The man who jacked up the price of a life-saving pill has been charged for his role in a complicated shell game

A boyish drug company entrepreneur, who rocketed to infamy by jacking up the price of a life-saving pill from $13.50 to $750, was arrested by federal agents at his Manhattan home early Thursday morning on securities fraud related to a firm he founded.
 
Martin Shkreli, 32, ignited a firestorm over drug prices in September and became a symbol of defiant greed.

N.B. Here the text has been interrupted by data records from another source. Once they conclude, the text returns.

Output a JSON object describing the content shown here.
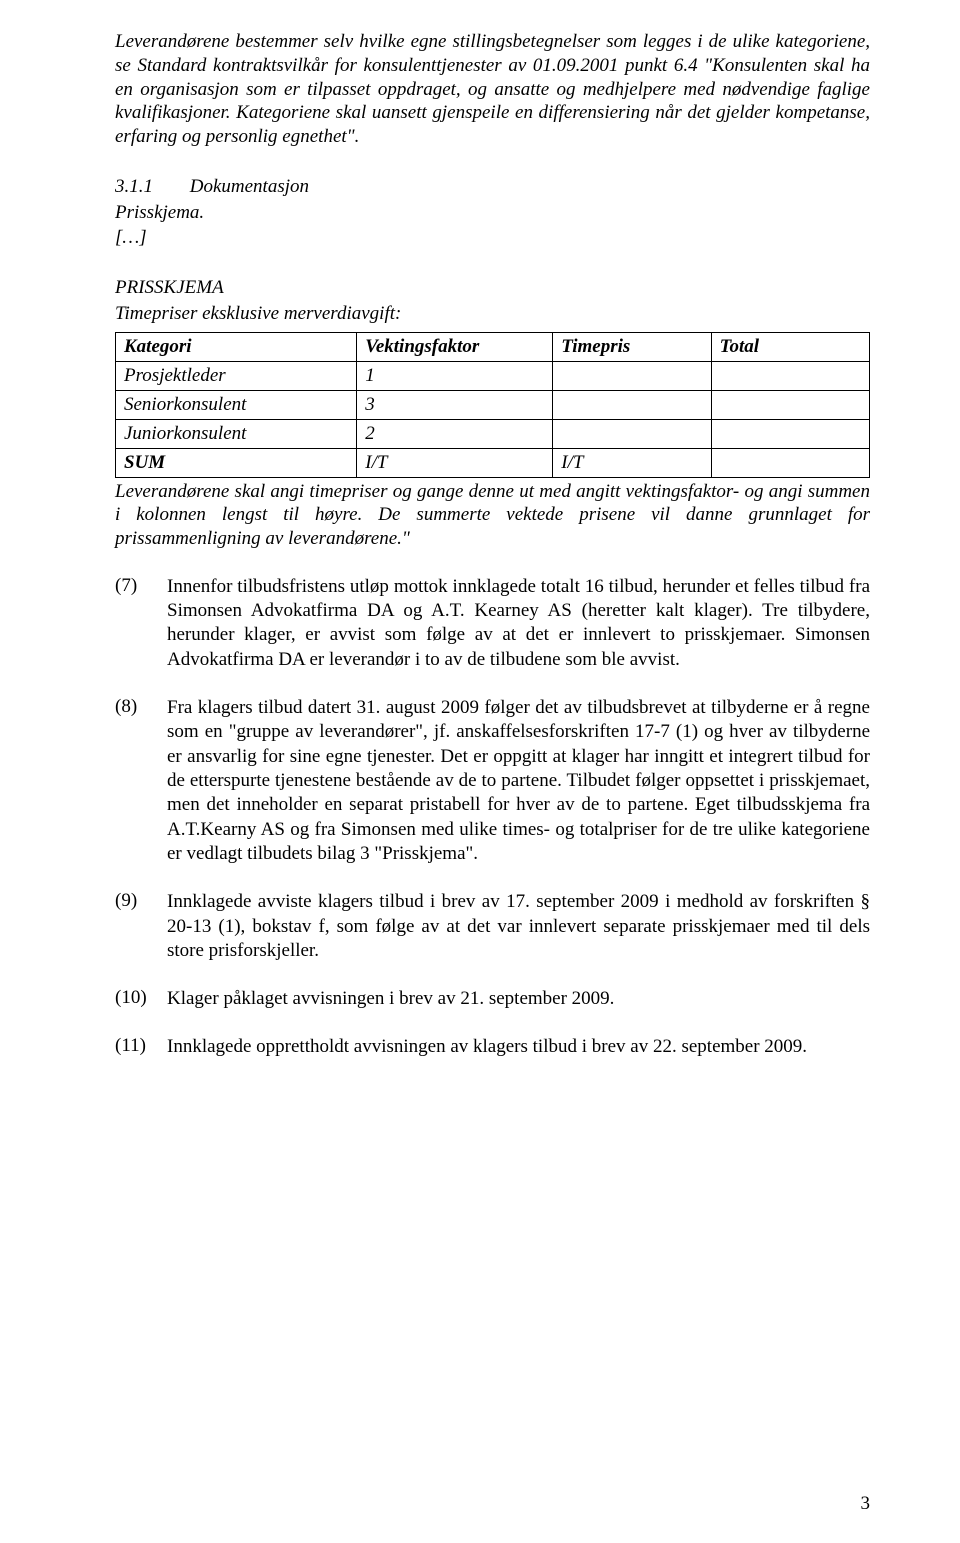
{
  "intro": {
    "p1": "Leverandørene bestemmer selv hvilke egne stillingsbetegnelser som legges i de ulike kategoriene, se Standard kontraktsvilkår for konsulenttjenester av 01.09.2001 punkt 6.4 \"Konsulenten skal ha en organisasjon som er tilpasset oppdraget, og ansatte og medhjelpere med nødvendige faglige kvalifikasjoner. Kategoriene skal uansett gjenspeile en differensiering når det gjelder kompetanse, erfaring og personlig egnethet\"."
  },
  "section": {
    "num": "3.1.1",
    "title": "Dokumentasjon",
    "line1": "Prisskjema.",
    "ellipsis": "[…]"
  },
  "tableblock": {
    "heading": "PRISSKJEMA",
    "intro": "Timepriser eksklusive merverdiavgift:",
    "headers": {
      "col1": "Kategori",
      "col2": "Vektingsfaktor",
      "col3": "Timepris",
      "col4": "Total"
    },
    "rows": [
      {
        "c1": "Prosjektleder",
        "c2": "1",
        "c3": "",
        "c4": ""
      },
      {
        "c1": "Seniorkonsulent",
        "c2": "3",
        "c3": "",
        "c4": ""
      },
      {
        "c1": "Juniorkonsulent",
        "c2": "2",
        "c3": "",
        "c4": ""
      },
      {
        "c1": "SUM",
        "c2": "I/T",
        "c3": "I/T",
        "c4": ""
      }
    ],
    "after": "Leverandørene skal angi timepriser og gange denne ut med angitt vektingsfaktor- og angi summen i kolonnen lengst til høyre. De summerte vektede prisene vil danne grunnlaget for prissammenligning av leverandørene.\""
  },
  "paras": {
    "n7": {
      "label": "(7)",
      "text": "Innenfor tilbudsfristens utløp mottok innklagede totalt 16 tilbud, herunder et felles tilbud fra Simonsen Advokatfirma DA og A.T. Kearney AS (heretter kalt klager). Tre tilbydere, herunder klager, er avvist som følge av at det er innlevert to prisskjemaer. Simonsen Advokatfirma DA er leverandør i to av de tilbudene som ble avvist."
    },
    "n8": {
      "label": "(8)",
      "text": "Fra klagers tilbud datert 31. august 2009 følger det av tilbudsbrevet at tilbyderne er å regne som en \"gruppe av leverandører\", jf. anskaffelsesforskriften 17-7 (1) og hver av tilbyderne er ansvarlig for sine egne tjenester. Det er oppgitt at klager har inngitt et integrert tilbud for de etterspurte tjenestene bestående av de to partene. Tilbudet følger oppsettet i prisskjemaet, men det inneholder en separat pristabell for hver av de to partene. Eget tilbudsskjema fra A.T.Kearny AS og fra Simonsen med ulike times- og totalpriser for de tre ulike kategoriene er vedlagt tilbudets bilag 3 \"Prisskjema\"."
    },
    "n9": {
      "label": "(9)",
      "text": "Innklagede avviste klagers tilbud i brev av 17. september 2009 i medhold av forskriften § 20-13 (1), bokstav f, som følge av at det var innlevert separate prisskjemaer med til dels store prisforskjeller."
    },
    "n10": {
      "label": "(10)",
      "text": "Klager påklaget avvisningen i brev av 21. september 2009."
    },
    "n11": {
      "label": "(11)",
      "text": "Innklagede opprettholdt avvisningen av klagers tilbud i brev av 22. september 2009."
    }
  },
  "pagenum": "3"
}
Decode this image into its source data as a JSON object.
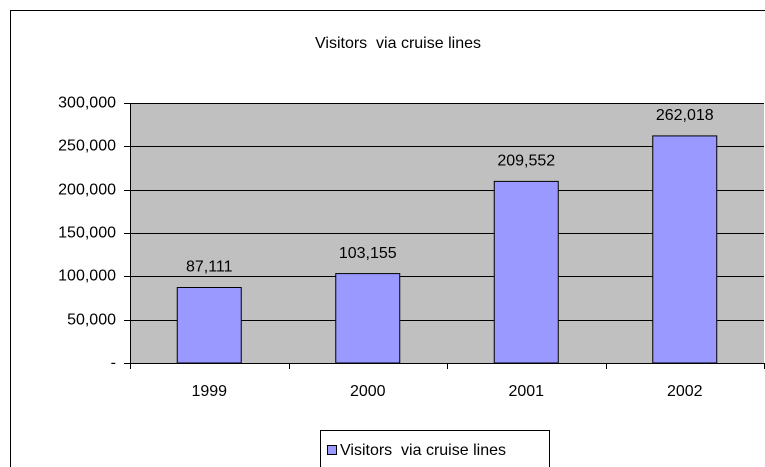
{
  "chart_data": {
    "type": "bar",
    "title": "Visitors  via cruise lines",
    "categories": [
      "1999",
      "2000",
      "2001",
      "2002"
    ],
    "series": [
      {
        "name": "Visitors  via cruise lines",
        "color": "#9999ff",
        "values": [
          87111,
          103155,
          209552,
          262018
        ],
        "value_labels": [
          "87,111",
          "103,155",
          "209,552",
          "262,018"
        ]
      }
    ],
    "ylim": [
      0,
      300000
    ],
    "yticks": [
      {
        "value": 0,
        "label": "-"
      },
      {
        "value": 50000,
        "label": "50,000"
      },
      {
        "value": 100000,
        "label": "100,000"
      },
      {
        "value": 150000,
        "label": "150,000"
      },
      {
        "value": 200000,
        "label": "200,000"
      },
      {
        "value": 250000,
        "label": "250,000"
      },
      {
        "value": 300000,
        "label": "300,000"
      }
    ],
    "grid": true,
    "legend": "bottom",
    "plot_background": "#c0c0c0"
  }
}
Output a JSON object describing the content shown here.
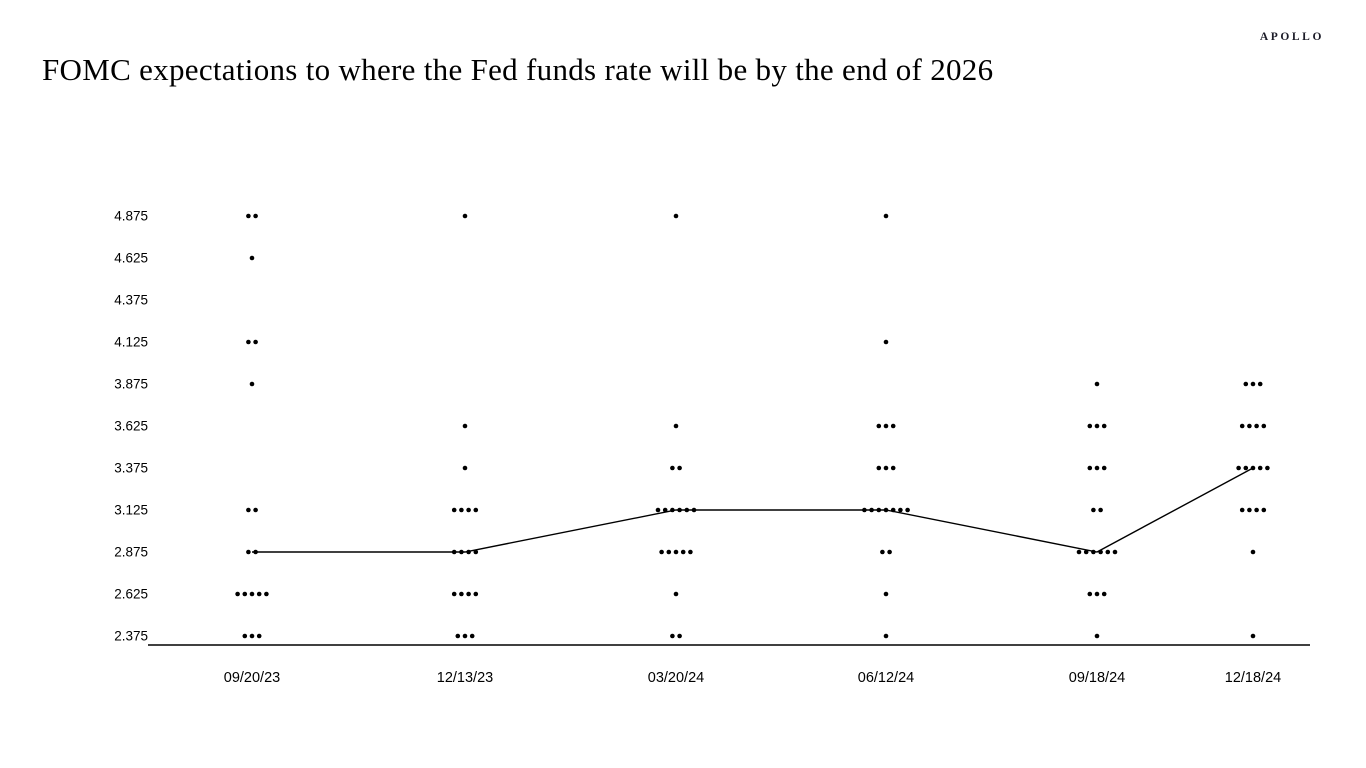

The federal case against him has nothing to do with pharmaceutical costs, however. Prosecutors in Brooklyn charged him with illegally taking stock from Retrophin Inc., a biotechnology firm he started in 2011, and using it to pay off debts from unrelated business dealings. He was later ousted from the company, where he’d been chief executive officer, and sued by its board.
 
In the case that closely tracks that suit, federal prosecutors accused Shkreli of engaging in a complicated shell game after his defunct hedge fund, MSMB Capital Management, lost millions. He is alleged to have made secret payoffs and set up sham consulting arrangements. A New York lawyer, Evan Greebel, was also arrested early Thursday. He's accused of conspiring with Shkreli in part of the scheme.
 
Retrophin replaced him as CEO “because of serious concerns about his conduct,” the company said in a statement. The company, which hasn’t been accused of any wrongdoing, has “fully cooperated with the government investigations into Mr. Shkreli.”
 
Shkreli’s lawyer didn’t immediately respond to requests for comment. Spokeswomen for Kaye Scholer LLP, where Greebel works, and Brooklyn U.S. Attorney Robert Capers declined to comment. Capers will discuss the case at a press conference Thursday in Brooklyn.
 
Shkreli’s extraordinary history—and current hold on the public imagination—makes the case more noteworthy than most involving securities fraud. The son of immigrants from Albania and Croatia who worked as janitors and raised him deep in working-class Brooklyn, Shkreli both epitomizes the American dream and sullies it. As a youth, he showed exceptional promise and independence and, after dropping out of an elite Manhattan high school, began his conquest of Wall Street before he was 20.
 
AIDS activists pour cat litter on an image of Shkreli in a makeshift cat litter pan during a protest highlighting pharmaceutical drug pricing, in front of the building that houses Turing's offices, in New York.
 
His name entered public consciousness after he raised the price more than 55-fold for Daraprim. It is the preferred treatment for a parasitic condition known as toxoplasmosis, which can be deadly for unborn babies and patients with compromised immune systems including those with HIV or cancer. His company, Turing Pharmaceuticals AG, bought the drug, moved it to a closed distribution system and instantly drove the price into the stratosphere.